At times, the film admittedly feels a little like a Charlie Brown’s greatest-hits record. The screenwriters — Cornelius Uliano and Craig and Bryan Schulz, Schulz’s son and grandson, respectively — have clearly cherry-picked some of the more recognizable moments from previous strips and TV shows and used them as a foundation on which to build their movie. Hence, there’s a winter playtime scene set to the tune of Vince Guaraldi’s “Skating” that’s reminiscent of A Charlie Brown Christmas; an attempt to keep Snoopy out of school with the words “No dogs allowed,” that calls to mind Snoopy Come Home; and a book report about War and Peace, something Charlie Brown previously tackled, under different circumstances, in the TV special Happy New Year, Charlie Brown! In another movie, the approach could seem lazy. Here, it feels enough like nostalgic homage to work fine.
There is some wonderfully fresh material here, too, including a sly dig at standardized testing and a few meta moments that, wisely, don’t oversell their meta-ness. (When, to everyone’s surprise, Charlie Brown is deemed an academic overachiever, Sally starts selling mugs and T-shirts with her brother’s face on them. “I’m cashing in on your celebrity,” she says innocently, with a subtextual wryness that’s pure Schulz.)
The richest delights of The Peanuts Movie are in the details that honor the legacy that Peanuts has already created. Under the direction of Steve Martino, the animation pulls off the unique trick of looking like a contemporary CG work, while maintaining the simple, hand-drawn lines of Schulz. The dark curls at the bottom of Lucy’s hair, for example, look more springy and tactile than ever, but her eyes are still just two dots between a pair of parentheses. Watching The Peanuts Movie is akin to watching a more multidimensional, pop-up version of one of Schulz’s old strips.
The cackles and chortles from Snoopy and Woodstock sound just like they did in the old TV specials, too, because they’re still delivered by Bill Melendez; archival material gives the bird-and-beagle buddies their familiar voices even though Melendez died in 2008. The Sopwith Camel adventures of Snoopy, which occasionally overstay their welcome, are also the same flights of absurdist fancy they’ve always been, but in 3-D, the landscapes over which he pretend-flies look broader, deeper and richer.

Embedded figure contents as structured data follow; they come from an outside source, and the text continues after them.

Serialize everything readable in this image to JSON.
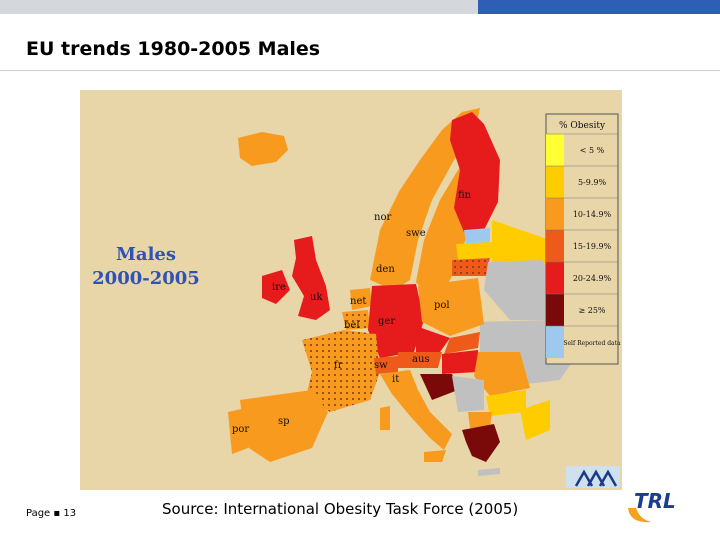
{
  "slide": {
    "title": "EU trends 1980-2005 Males",
    "page_label": "Page ▪ 13",
    "source": "Source: International Obesity Task Force (2005)",
    "logo_text": "TRL"
  },
  "map": {
    "heading_line1": "Males",
    "heading_line2": "2000-2005",
    "background_color": "#e8d5a8",
    "heading_color": "#2e52b8",
    "country_labels": {
      "fin": "fin",
      "nor": "nor",
      "swe": "swe",
      "den": "den",
      "ire": "ire",
      "uk": "uk",
      "net": "net",
      "bel": "bel",
      "ger": "ger",
      "pol": "pol",
      "fr": "fr",
      "sw": "sw",
      "aus": "aus",
      "it": "it",
      "sp": "sp",
      "por": "por"
    }
  },
  "legend": {
    "title": "% Obesity",
    "items": [
      {
        "label": "< 5 %",
        "color": "#ffff33"
      },
      {
        "label": "5-9.9%",
        "color": "#ffcc00"
      },
      {
        "label": "10-14.9%",
        "color": "#f79a1e"
      },
      {
        "label": "15-19.9%",
        "color": "#ee5a1a"
      },
      {
        "label": "20-24.9%",
        "color": "#e61b1b"
      },
      {
        "label": "≥ 25%",
        "color": "#7a0a0a"
      },
      {
        "label": "Self Reported data",
        "color": "#9ec8ee"
      }
    ]
  }
}
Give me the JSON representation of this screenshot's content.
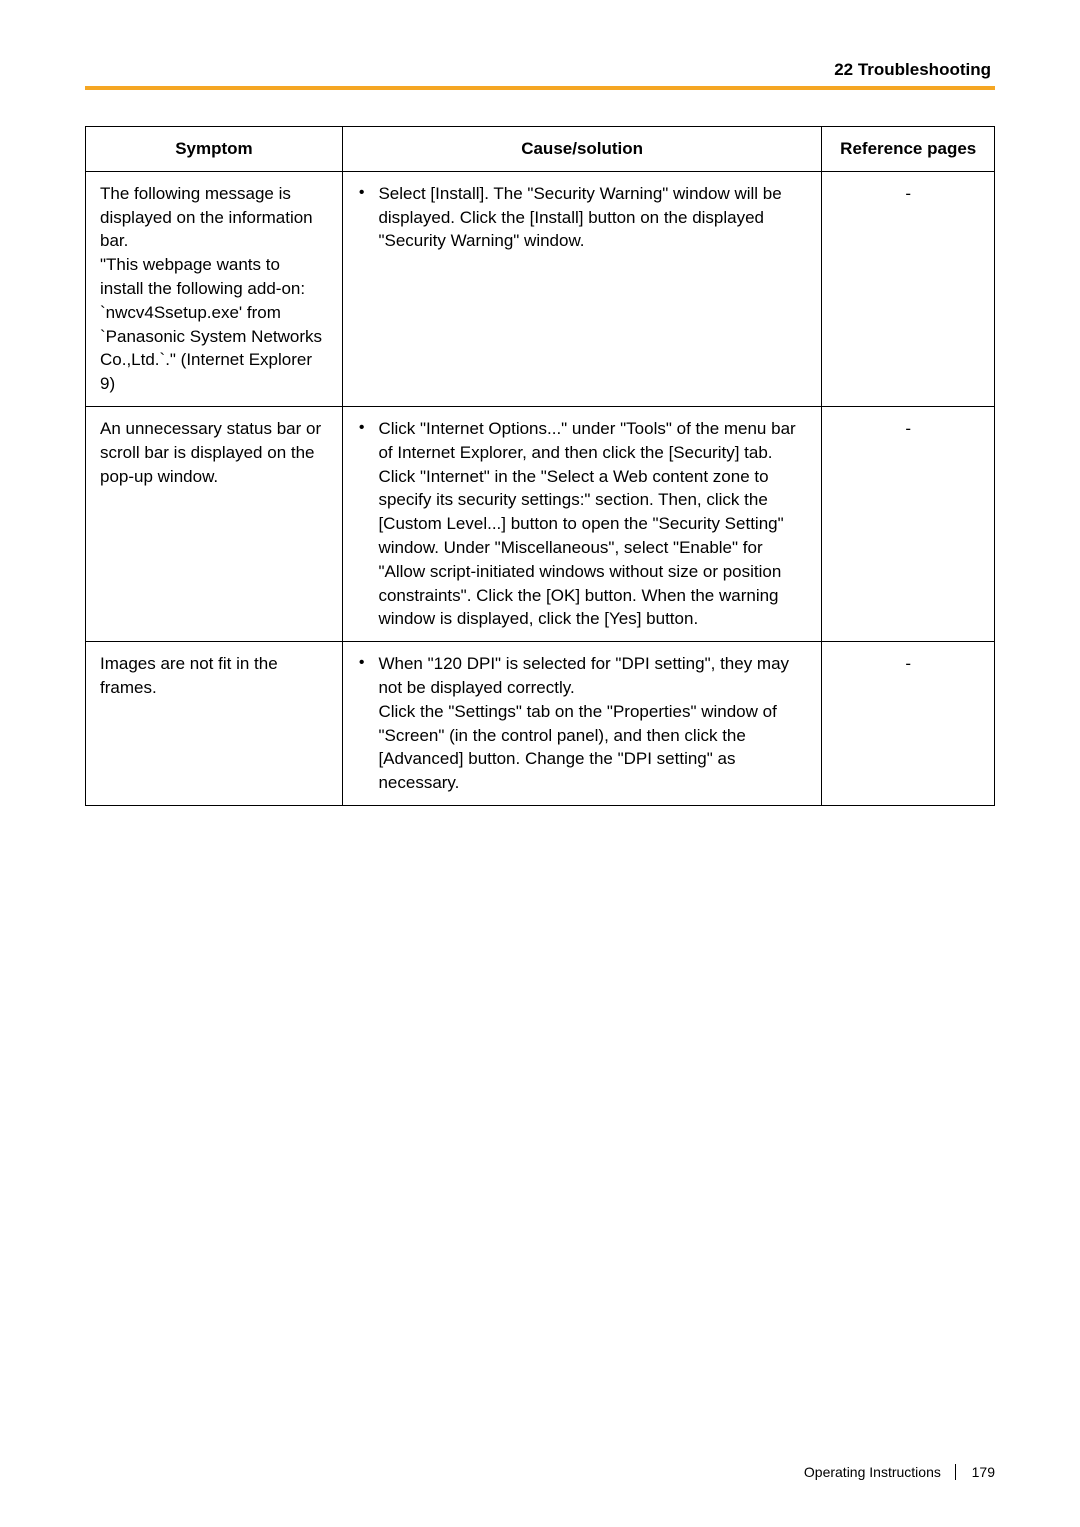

But maybe the best thing about The Peanuts Movie, with detail so perfect that it brings tears to my eyes, is the way that Charlie Brown daydreams. When the boy with the zig-zag T-shirt imagines himself at his best, he sees moving-picture versions of the old Schulz comics. Clearly the filmmakers know that, no matter how lovely their CG treatment may be, the Charlie Brown that he and we see in the mind’s eye will always look exactly the way that Charles M. Schulz, God of Peanuts, made him.